心のバトンをしっかり渡す、世代交代に

最近、お会いしたある企業では、この春、社長交代をされるとのことが決まった。来年で〇〇周年を迎えるそのタイミングで、新世代に経営のバトンを渡すとのこと。渡す側と、受け取る側の思いはそれぞれに深い。希望と期待と不安と心配が入り混じる。でも、どこかでけじめをつけ、不安と心配を期待に変えなければならない。という覚悟をもっての交代。
そんな節目に接し、企業の世代交代について思うことを、思うことを少し連ねてみる。

組織のトップ交代には、引継ぎ作業も多くいろいろ大変であるが、事務的な引継ぎの前に、思いをぜひ改めて共有し、それを踏まえバトンタッチしてほしい。

渡す側には・・「こういう思いで、こんな風にやってきた、そして今後もこうあってほしい。」としっかり、次のトップに伝えてほしい。
ここをきちんと伝えていないと、会社自体うまく受け継ぐことができないのではと思う。そこがぎくしゃくすると、誤解も生まれる可能性もあるし、しこりも残る。それは絶対に避けたい。受け継ぐ側は、これまでの歴史に感謝し、これまで築かれた土台の上に、今自分が立っていることを自覚し、謙虚な気持ちでスタートしてほしい。思いの共有、感謝。「よろしく頼みます」「未熟ですが、しっかり受け継ぎます」両者の心の結びがあって次へ進む。

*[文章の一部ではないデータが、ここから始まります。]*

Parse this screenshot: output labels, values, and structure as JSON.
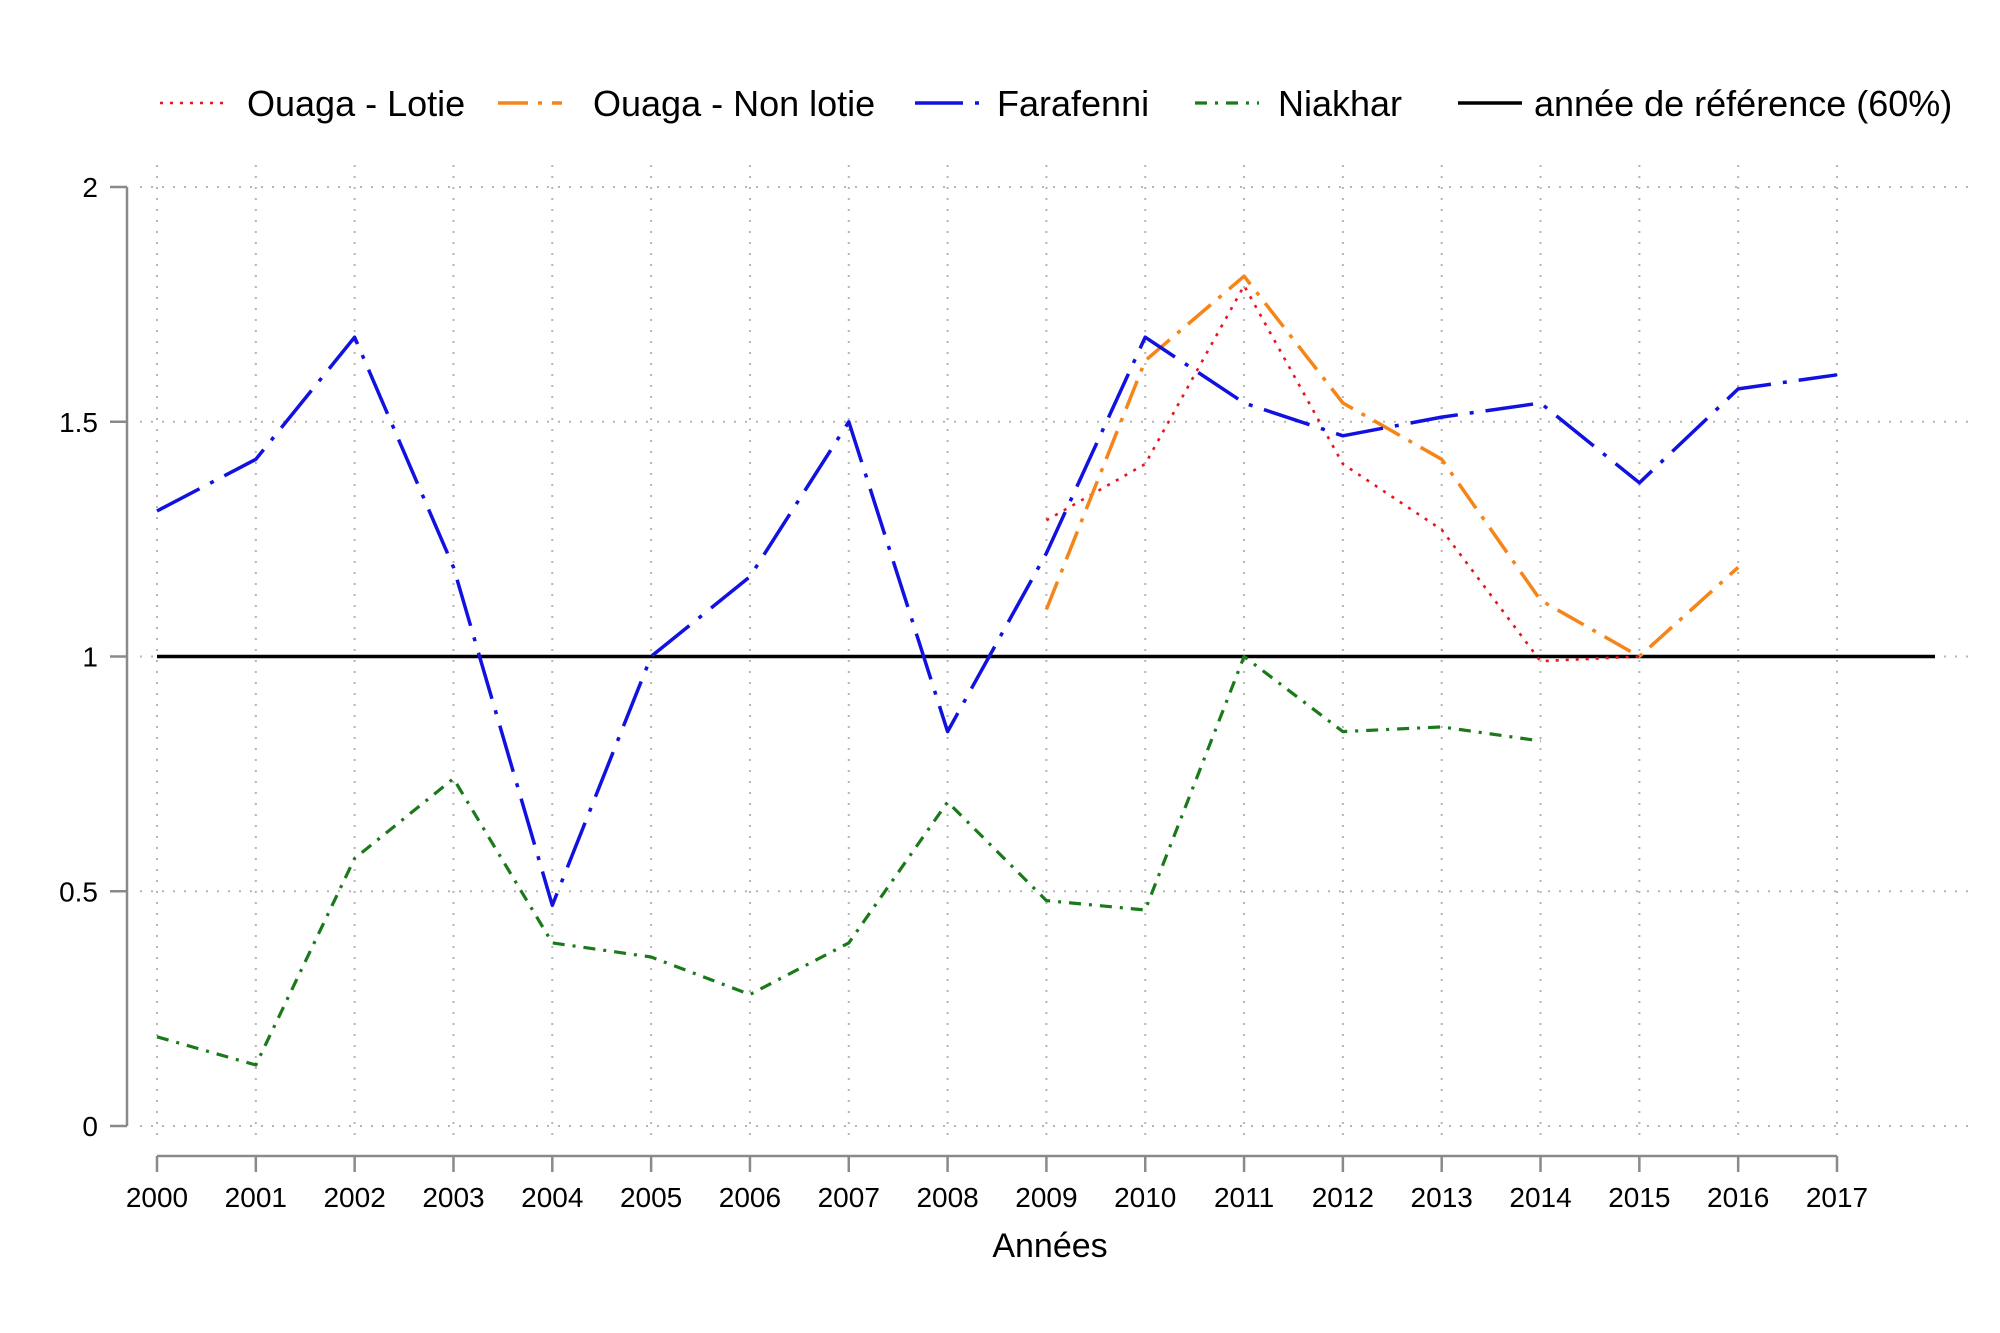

思いが共有できたあとは、社内へのアナウンス。社長が新社長を支える、応援する気持ちでいるということを社員に伝えることで、社員も安心して、新体制に備えることができる。
あくまでも、社員に不安ではなく、希望を与えるように、伝えなければならない。そこは新旧の社長が一緒に。ここは重要な仕事だ。

そして、その次は関係者への案内、お披露目などに・・。そして本格的に世代交代、新たな出発だ。

形式的にやろうと思えば何でもできるが、とにかく全ては心から。

バトンを受け取る側には・・感謝を込めて謙虚にバトンを受け継ぎ、先代たちが大切に作り育ててきた会社を守ってほしい、その上で時代に呼応した新たな挑戦もトライしてほしい。守る、攻める。どちらも重要だ。経営者はいつも、命がけだ。

事業承継とは企業にとって、大きな曲がり角だ。受け継ぐ側は、自分の代で会社を維持発展させなければならないという大仕事に、覚悟をもって取り組んでほしい。この節目に接し、どうぞ、お互いにとって幸せな、いいリレーになるようにと、心から願っている。